MDC Medical Campus Earns Platinum Level Skin Smart Campus Award from The National Council on Skin Cancer Prevention

Miami, August 31, 2022 Miami Dade College (MDC) Medical Campus has been awarded a Platinum Level Skin Smart Campus Award by The National Council on Skin Cancer Prevention in recognition of its commitment to the well-being of the campus community, providing a safe, healthy learning and living environment on and off campus. It is the first campus in South Florida to earn this recognition.   

“We are honored to receive this national recognition and pledge to help bring awareness to our college community about the health risks associated with indoor tanning,” said Medical Campus President Dr. Bryan Stewart. “The Medical Campus pledges to keep indoor tanning devices off our premises, and all affiliated buildings and will also promote skin cancer prevention and UV safety education.”

As part of the award, The National Council on Skin Cancer Prevention will provide Medical Campus two free sunscreen dispensers and a year’s worth of sunscreen, which will be installed around campus and available for all. In addition, the campus will create an educational page with important information about skin cancer prevention.

The success of the Skin Smart Campus Initiative was recognized in a 2019 JAMA Dermatology editorial by former U.S. Surgeon General Dr. Boris Lushniak. Lushniak emphasizes that when prevention works there is no disease and therefore nothing bad happens to the person. Oftentimes we do not appreciate or celebrate the successes of prevention. Let’s make nothing happen!  Let’s keep on track on that bold and noble mission of preventing skin cancer.”

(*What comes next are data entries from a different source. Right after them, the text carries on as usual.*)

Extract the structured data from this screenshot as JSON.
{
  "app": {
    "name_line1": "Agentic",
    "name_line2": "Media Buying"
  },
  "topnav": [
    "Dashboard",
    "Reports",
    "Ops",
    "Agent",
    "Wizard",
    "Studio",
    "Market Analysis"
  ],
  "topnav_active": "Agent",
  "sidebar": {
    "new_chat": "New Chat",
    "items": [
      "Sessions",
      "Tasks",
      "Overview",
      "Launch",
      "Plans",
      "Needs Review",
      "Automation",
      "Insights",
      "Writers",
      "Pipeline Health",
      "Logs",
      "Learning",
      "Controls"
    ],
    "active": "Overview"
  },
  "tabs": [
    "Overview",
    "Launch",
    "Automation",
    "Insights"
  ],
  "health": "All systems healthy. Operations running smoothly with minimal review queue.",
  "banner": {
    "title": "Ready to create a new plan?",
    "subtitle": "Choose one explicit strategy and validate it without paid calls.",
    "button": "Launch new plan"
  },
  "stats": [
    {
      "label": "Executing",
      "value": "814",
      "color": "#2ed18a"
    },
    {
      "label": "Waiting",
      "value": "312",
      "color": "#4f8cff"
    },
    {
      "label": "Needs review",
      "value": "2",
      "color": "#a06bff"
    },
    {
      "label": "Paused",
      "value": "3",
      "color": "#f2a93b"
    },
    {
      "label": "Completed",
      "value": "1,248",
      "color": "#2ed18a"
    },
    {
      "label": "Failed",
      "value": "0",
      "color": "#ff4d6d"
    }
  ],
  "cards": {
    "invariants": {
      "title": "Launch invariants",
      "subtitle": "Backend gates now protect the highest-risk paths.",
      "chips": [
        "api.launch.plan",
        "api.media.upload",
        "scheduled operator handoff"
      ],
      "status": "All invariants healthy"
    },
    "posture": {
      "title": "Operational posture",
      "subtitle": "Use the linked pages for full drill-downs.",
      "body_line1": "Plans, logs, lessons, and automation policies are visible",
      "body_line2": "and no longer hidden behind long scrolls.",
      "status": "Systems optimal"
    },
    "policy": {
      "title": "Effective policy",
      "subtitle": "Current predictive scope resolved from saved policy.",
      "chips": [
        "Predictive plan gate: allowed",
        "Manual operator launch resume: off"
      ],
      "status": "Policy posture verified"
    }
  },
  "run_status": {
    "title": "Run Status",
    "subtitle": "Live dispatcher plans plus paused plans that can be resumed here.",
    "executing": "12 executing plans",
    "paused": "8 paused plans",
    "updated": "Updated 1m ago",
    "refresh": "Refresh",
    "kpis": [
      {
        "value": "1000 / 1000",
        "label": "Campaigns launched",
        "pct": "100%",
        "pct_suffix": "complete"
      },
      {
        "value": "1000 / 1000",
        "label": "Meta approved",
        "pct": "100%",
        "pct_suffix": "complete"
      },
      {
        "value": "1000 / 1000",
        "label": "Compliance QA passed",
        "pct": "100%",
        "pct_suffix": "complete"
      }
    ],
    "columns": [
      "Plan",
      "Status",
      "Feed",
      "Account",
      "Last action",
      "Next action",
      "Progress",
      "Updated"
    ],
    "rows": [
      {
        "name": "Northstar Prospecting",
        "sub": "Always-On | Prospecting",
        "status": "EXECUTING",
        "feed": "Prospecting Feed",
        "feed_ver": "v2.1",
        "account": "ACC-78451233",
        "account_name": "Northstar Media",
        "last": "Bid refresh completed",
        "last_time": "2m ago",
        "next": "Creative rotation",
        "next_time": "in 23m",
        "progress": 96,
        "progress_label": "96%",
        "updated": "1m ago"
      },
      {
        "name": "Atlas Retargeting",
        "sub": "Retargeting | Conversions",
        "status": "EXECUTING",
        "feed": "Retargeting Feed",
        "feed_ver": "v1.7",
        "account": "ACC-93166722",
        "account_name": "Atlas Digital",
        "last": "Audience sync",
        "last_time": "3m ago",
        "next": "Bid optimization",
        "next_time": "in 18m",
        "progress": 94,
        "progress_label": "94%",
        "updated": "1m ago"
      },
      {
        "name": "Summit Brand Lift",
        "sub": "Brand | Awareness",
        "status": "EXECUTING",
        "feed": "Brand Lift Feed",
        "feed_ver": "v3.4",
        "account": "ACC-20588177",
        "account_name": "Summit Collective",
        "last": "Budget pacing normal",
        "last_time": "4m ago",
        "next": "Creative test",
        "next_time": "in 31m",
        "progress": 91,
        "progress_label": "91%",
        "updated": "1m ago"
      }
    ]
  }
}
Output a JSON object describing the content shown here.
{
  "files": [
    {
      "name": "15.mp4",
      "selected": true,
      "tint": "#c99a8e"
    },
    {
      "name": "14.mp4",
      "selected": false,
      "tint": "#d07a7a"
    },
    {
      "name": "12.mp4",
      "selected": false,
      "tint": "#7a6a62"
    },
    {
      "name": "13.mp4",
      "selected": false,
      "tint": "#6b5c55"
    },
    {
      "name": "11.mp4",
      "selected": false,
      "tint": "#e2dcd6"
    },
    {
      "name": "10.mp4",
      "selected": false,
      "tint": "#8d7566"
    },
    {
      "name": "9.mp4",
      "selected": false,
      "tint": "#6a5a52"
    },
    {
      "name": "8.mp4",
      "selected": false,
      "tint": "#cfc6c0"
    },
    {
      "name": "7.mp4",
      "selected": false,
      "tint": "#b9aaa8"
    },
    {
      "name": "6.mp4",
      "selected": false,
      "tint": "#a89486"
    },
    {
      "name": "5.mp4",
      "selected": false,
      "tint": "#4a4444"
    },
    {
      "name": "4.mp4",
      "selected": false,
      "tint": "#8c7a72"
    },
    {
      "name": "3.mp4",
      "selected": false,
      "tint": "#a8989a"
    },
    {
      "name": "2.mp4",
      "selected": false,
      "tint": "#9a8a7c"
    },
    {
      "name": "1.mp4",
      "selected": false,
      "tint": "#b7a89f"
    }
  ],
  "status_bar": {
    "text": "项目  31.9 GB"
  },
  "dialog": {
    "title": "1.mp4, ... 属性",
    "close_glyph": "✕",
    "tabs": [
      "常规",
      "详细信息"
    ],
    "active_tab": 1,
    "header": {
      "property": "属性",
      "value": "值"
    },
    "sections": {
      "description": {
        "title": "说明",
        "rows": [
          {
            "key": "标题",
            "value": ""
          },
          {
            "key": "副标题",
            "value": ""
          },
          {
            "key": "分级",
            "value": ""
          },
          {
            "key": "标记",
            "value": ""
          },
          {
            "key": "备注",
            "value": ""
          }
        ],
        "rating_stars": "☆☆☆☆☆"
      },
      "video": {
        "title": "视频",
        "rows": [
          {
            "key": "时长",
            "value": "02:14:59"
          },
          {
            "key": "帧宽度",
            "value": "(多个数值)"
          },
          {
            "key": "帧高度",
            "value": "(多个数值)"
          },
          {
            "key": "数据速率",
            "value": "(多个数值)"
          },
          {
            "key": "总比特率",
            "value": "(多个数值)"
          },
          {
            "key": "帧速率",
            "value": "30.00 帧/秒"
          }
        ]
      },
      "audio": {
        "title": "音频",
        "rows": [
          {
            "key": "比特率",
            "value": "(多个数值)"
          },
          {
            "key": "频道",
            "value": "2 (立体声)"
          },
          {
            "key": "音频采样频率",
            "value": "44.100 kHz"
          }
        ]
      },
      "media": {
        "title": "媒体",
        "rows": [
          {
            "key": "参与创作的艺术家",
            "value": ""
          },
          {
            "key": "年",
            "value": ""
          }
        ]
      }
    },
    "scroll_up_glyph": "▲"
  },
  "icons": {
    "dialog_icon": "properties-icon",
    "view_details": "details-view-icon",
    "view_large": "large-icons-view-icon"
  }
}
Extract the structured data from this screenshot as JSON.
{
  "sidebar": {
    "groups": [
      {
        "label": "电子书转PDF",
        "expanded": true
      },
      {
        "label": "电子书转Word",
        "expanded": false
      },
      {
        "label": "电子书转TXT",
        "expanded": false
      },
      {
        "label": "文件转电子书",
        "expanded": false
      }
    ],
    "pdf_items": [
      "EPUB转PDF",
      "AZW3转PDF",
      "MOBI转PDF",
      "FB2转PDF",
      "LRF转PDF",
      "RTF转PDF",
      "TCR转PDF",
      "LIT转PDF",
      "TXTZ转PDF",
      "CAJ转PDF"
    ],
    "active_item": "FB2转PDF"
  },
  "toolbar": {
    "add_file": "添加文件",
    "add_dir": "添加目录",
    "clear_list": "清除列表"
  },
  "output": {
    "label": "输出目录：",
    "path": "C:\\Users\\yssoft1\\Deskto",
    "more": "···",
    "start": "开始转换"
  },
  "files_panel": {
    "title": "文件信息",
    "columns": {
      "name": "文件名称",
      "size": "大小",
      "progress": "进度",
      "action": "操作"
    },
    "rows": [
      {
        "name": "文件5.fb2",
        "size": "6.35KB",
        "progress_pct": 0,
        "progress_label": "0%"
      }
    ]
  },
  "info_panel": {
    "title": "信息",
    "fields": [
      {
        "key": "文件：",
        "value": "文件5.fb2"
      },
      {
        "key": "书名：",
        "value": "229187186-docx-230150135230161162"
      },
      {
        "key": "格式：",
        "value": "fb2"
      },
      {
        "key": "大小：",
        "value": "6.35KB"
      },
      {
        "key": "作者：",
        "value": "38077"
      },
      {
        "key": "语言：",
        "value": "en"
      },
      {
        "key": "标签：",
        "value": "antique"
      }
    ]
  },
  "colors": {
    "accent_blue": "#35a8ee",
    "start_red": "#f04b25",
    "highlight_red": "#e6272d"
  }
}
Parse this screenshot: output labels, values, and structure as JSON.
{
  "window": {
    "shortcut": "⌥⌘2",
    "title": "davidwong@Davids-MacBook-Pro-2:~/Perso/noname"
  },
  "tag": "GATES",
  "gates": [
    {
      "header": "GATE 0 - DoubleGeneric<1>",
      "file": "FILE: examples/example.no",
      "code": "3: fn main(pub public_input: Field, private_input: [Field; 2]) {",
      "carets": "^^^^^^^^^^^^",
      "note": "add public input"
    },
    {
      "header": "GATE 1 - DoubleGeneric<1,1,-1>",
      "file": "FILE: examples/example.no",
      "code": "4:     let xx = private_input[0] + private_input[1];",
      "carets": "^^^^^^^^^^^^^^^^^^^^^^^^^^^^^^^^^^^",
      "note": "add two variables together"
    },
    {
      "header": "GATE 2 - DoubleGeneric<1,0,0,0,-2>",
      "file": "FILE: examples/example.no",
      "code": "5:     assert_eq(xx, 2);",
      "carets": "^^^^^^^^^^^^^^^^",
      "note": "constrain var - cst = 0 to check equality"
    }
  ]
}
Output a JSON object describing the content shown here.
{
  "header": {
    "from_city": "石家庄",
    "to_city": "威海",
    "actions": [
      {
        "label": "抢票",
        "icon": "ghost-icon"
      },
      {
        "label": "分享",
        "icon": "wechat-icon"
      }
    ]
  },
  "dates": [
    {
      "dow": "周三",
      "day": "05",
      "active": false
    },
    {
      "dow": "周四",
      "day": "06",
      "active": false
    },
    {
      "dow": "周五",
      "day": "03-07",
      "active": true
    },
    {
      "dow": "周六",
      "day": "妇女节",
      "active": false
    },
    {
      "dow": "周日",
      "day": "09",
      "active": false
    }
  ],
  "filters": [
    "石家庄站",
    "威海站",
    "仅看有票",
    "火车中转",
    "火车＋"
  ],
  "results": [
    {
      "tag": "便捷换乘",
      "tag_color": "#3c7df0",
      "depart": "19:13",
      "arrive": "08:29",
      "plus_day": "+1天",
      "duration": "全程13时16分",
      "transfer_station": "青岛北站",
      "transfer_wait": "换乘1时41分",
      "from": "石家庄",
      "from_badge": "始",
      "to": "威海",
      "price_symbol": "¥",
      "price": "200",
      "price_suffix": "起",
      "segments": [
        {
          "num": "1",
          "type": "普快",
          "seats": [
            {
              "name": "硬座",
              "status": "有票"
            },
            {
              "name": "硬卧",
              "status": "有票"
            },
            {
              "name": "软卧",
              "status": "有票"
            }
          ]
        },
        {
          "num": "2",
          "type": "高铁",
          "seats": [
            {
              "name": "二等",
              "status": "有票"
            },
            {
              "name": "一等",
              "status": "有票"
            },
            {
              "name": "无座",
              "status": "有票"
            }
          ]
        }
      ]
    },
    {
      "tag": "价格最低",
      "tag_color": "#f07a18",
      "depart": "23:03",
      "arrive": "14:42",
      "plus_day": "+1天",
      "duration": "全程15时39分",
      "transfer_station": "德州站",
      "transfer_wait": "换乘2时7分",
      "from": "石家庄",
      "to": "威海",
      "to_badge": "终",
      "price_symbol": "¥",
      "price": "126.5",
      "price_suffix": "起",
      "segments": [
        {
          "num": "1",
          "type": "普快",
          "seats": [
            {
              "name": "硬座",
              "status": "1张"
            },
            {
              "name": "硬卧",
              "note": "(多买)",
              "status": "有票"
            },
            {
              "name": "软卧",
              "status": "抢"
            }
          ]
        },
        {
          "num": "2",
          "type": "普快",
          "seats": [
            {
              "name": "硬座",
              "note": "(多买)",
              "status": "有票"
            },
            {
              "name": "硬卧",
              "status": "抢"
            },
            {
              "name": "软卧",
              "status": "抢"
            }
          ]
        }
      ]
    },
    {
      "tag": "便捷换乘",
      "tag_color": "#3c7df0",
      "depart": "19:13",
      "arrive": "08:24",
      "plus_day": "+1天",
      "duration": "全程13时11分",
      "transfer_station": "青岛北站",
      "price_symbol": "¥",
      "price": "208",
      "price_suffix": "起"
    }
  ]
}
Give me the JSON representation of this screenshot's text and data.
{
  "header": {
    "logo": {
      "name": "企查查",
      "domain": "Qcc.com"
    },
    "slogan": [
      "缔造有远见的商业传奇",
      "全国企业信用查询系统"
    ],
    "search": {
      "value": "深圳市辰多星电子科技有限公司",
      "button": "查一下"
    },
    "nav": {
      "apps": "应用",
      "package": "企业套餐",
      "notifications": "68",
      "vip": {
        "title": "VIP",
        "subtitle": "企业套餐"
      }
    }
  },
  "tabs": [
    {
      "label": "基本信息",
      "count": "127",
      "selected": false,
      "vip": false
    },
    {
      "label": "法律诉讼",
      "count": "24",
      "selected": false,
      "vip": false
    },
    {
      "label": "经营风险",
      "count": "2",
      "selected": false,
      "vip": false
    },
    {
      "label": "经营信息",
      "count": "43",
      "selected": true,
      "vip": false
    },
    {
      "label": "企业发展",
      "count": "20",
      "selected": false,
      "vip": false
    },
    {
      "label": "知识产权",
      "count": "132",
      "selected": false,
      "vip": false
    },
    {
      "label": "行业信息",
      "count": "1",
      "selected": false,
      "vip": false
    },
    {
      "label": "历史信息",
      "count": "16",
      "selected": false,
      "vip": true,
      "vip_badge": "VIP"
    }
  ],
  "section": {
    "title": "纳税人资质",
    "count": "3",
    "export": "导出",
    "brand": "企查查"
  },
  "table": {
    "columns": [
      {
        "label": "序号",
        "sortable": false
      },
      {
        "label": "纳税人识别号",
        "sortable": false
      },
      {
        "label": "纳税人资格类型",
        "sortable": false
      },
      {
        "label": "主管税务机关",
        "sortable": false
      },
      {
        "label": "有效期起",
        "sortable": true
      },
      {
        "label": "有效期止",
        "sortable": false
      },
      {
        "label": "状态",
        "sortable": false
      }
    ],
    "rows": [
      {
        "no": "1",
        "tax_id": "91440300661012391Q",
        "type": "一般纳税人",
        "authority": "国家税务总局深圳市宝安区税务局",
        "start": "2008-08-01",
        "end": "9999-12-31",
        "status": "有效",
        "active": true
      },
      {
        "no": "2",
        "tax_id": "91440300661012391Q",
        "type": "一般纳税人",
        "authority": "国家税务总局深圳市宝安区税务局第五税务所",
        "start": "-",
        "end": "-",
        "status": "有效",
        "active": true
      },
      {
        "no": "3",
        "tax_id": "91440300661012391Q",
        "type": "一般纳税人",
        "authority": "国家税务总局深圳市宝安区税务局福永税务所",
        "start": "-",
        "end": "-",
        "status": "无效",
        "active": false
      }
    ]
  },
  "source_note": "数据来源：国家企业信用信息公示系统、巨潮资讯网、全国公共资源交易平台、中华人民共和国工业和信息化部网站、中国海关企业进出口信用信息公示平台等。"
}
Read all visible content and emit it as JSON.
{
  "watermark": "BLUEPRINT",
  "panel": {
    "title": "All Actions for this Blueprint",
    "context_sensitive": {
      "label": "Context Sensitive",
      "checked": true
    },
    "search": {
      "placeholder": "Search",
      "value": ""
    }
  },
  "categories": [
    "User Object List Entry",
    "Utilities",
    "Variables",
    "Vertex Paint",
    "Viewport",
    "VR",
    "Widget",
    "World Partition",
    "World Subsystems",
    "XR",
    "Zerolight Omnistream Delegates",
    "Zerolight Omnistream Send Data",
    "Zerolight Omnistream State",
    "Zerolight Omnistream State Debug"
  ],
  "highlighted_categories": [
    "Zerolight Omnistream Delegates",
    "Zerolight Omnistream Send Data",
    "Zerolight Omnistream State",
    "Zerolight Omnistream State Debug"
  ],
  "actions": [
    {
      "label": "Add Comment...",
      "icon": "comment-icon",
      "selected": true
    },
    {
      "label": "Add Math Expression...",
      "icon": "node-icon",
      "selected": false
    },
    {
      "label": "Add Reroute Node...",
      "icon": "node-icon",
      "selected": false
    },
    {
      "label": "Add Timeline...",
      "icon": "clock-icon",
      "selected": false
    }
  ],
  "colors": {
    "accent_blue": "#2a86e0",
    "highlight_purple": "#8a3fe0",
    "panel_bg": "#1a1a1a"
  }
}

The Indoor Tan-Free Skin Smart Campus Initiative was developed in response to the 2014 U.S. Surgeon General’s Call to Action to Prevent Skin Cancer, which concluded that there is a strong association between increased risk of skin cancer and indoor tanning use. Numerous studies have found that skin cancer is the most common type of cancer in the United States, and melanoma—the deadliest form of skin cancer—is one of the most common cancers diagnosed among young adults. According to The International Agency for Research on Cancer Working Group, the use of indoor tanning facilities before age 35 increases the risk for melanoma by 75 percent.